Lent begins tomorrow. I looked up Lent from Wikipedia and it is defined as a time of sacrifice to Jesus. The traditional purpose of Lent is the preparation of the believer-through prayer, penitence , alms giving and self-denial- for the annual commemoration of Holy Week of the Death and Resurrection of Jesus. Conventionally is is described as 40 days long. The 40 days represent the time that, according to the Bible, Jesus spent in the dessert before the beginning of his public ministry, where he endured temptation by Satan.

To truly experience Lent, one must truly give up something that is important to them. It would not be difficult for me to give up smoking or drinking because I don't ever do any of those things. The things that we are supposed to give up are things that can help us draw strength from Him and that will bring us closer to Him.
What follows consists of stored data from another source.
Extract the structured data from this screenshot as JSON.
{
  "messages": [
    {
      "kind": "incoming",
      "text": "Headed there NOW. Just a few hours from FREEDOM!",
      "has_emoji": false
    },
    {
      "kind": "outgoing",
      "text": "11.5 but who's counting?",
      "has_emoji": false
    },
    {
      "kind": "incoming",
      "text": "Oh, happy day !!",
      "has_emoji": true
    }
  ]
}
Therefore, I am giving up my beloved sweets and diet sodas. I have tried many a time, but do it on my own terms and with my own strength which is greatly lacking. So, I will have to spend even more time in the Word and more reliance on His strength because I really have very little. I will also be giving up video games. I know it sounds silly for a pastor's wife to need to give such things up and I don't spend much time playing Kaylee's DSi but it has been a way for me to veg out and numb out and I could spend that time on much more useful things for Him. I ask for you to pray for me on this journey because I know it will not be easy. But I am equally as sure that it was not easy for our Heavenly Father to give up His Son to die on the cross for me. The sacrifice He gave is something that is so hard for me to even fathom. I am in awe of His love for me. A woman who is so undeserving. I will learn to grow closer to Him through this experience. I will rely on His strength and not my own. I encourage you to journey with me. The reward will far out way the price.
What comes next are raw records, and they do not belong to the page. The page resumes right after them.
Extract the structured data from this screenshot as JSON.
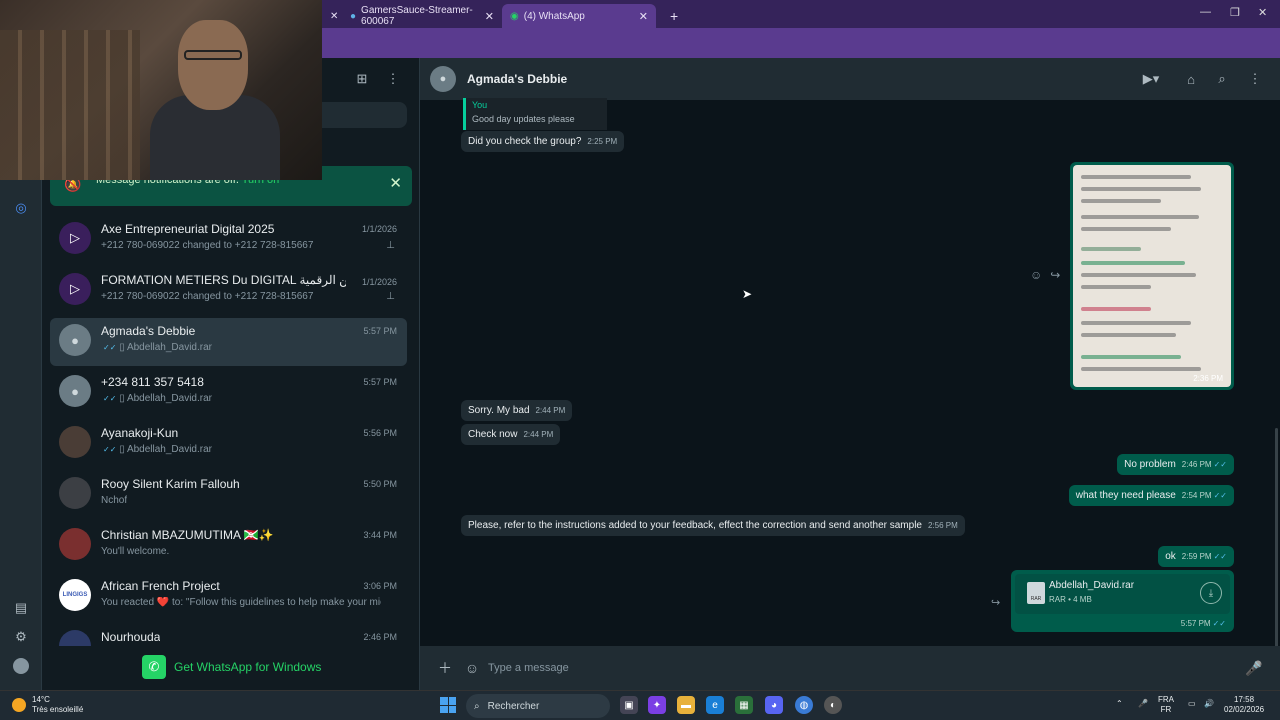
{
  "browser": {
    "tabs": [
      {
        "label": "GamersSauce-Streamer-600067",
        "active": false
      },
      {
        "label": "(4) WhatsApp",
        "active": true
      }
    ],
    "new_tab": "+"
  },
  "notification": {
    "text": "Message notifications are off.",
    "link": "Turn on"
  },
  "chats": [
    {
      "name": "Axe Entrepreneuriat Digital 2025",
      "time": "1/1/2026",
      "preview": "+212 780-069022 changed to +212 728-815667",
      "pinned": true,
      "selected": false
    },
    {
      "name": "FORMATION METIERS Du DIGITAL تكوينية المهن الرقمية",
      "time": "1/1/2026",
      "preview": "+212 780-069022 changed to +212 728-815667",
      "pinned": true,
      "selected": false
    },
    {
      "name": "Agmada's Debbie",
      "time": "5:57 PM",
      "preview": "Abdellah_David.rar",
      "pinned": false,
      "selected": true
    },
    {
      "name": "+234 811 357 5418",
      "time": "5:57 PM",
      "preview": "Abdellah_David.rar",
      "pinned": false,
      "selected": false
    },
    {
      "name": "Ayanakoji-Kun",
      "time": "5:56 PM",
      "preview": "Abdellah_David.rar",
      "pinned": false,
      "selected": false
    },
    {
      "name": "Rooy Silent Karim Fallouh",
      "time": "5:50 PM",
      "preview": "Nchof",
      "pinned": false,
      "selected": false
    },
    {
      "name": "Christian MBAZUMUTIMA 🇧🇮✨",
      "time": "3:44 PM",
      "preview": "You'll welcome.",
      "pinned": false,
      "selected": false
    },
    {
      "name": "African French Project",
      "time": "3:06 PM",
      "preview": "You reacted ❤️ to: \"Follow this guidelines to help make your mic vol...",
      "pinned": false,
      "selected": false
    },
    {
      "name": "Nourhouda",
      "time": "2:46 PM",
      "preview": "",
      "pinned": false,
      "selected": false
    }
  ],
  "get_whatsapp": "Get WhatsApp for Windows",
  "conversation": {
    "title": "Agmada's Debbie",
    "quote": {
      "author": "You",
      "text": "Good day updates please"
    },
    "messages": [
      {
        "dir": "in",
        "text": "Did you check the group?",
        "time": "2:25 PM"
      },
      {
        "dir": "in",
        "text": "Sorry. My bad",
        "time": "2:44 PM"
      },
      {
        "dir": "in",
        "text": "Check now",
        "time": "2:44 PM"
      },
      {
        "dir": "out",
        "text": "No problem",
        "time": "2:46 PM"
      },
      {
        "dir": "out",
        "text": "what they need please",
        "time": "2:54 PM"
      },
      {
        "dir": "in",
        "text": "Please, refer to the instructions added to your feedback, effect the correction and send another sample",
        "time": "2:56 PM"
      },
      {
        "dir": "out",
        "text": "ok",
        "time": "2:59 PM"
      }
    ],
    "image_time": "2:36 PM",
    "file": {
      "name": "Abdellah_David.rar",
      "meta": "RAR • 4 MB",
      "time": "5:57 PM",
      "icon_label": "RAR"
    },
    "composer_placeholder": "Type a message"
  },
  "taskbar": {
    "weather_temp": "14°C",
    "weather_desc": "Très ensoleillé",
    "search_label": "Rechercher",
    "lang_top": "FRA",
    "lang_bottom": "FR",
    "clock_time": "17:58",
    "clock_date": "02/02/2026"
  }
}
I can do all things through Christ, who give me Strength!!

Friday, March 4, 2011

All in a day

I was looking at my calendar yesterday and realized my March calendar looks more full than my December calendar did. I like business but not the "I can't catch my breath" business. But that is what we have. I have about 8 loads of laundry that need doing, dishes to be washed, a bathroom to gut and redo and 2 bedrooms that are waiting to be redone. Not to mention, that my family enjoys home-cooked meals and a somewhat clean house. Plus, now we have softball sign-ups.

I have decided that God is purposefully keeping me busy so that I don't have to dwell on what is happening around me at times. Because there are far more things to give God glory for than to be unsettled about. But don't the unsettling things always yell louder than the rest.

God paints a canvas of promises to us in His word. I have never been more close to Him. "I have told you these things, so that in me you may have peace. In this world you WILL have trouble. But take HEART! I have OVERCOME THE WORLD!" John 16:33 I see rainbows all over the place and they consistently remind me of His promises. That He is with me all of the time. It is all in our perspective on how we chose to handle it. I feel really bad for those that have never turned to God when they are struggling. Honestly, I don't see how they function. With God on my side, who can be against me? I have learned to lean more on God, rather than family and friends and church. They are all human and even those with the best intentions can at times let you down. I sometimes put people on such a pedestal that they can't help but not live up to our standards. But those are our standards, not necessarily the standards or duties that God has for them. I know that I need to look at seeing people through the eyes that God seems them. Look at them with grace and mercy and love. If we would all do this, how awesome would our world be? So that is my goal for this year. To see people the way God see's His children.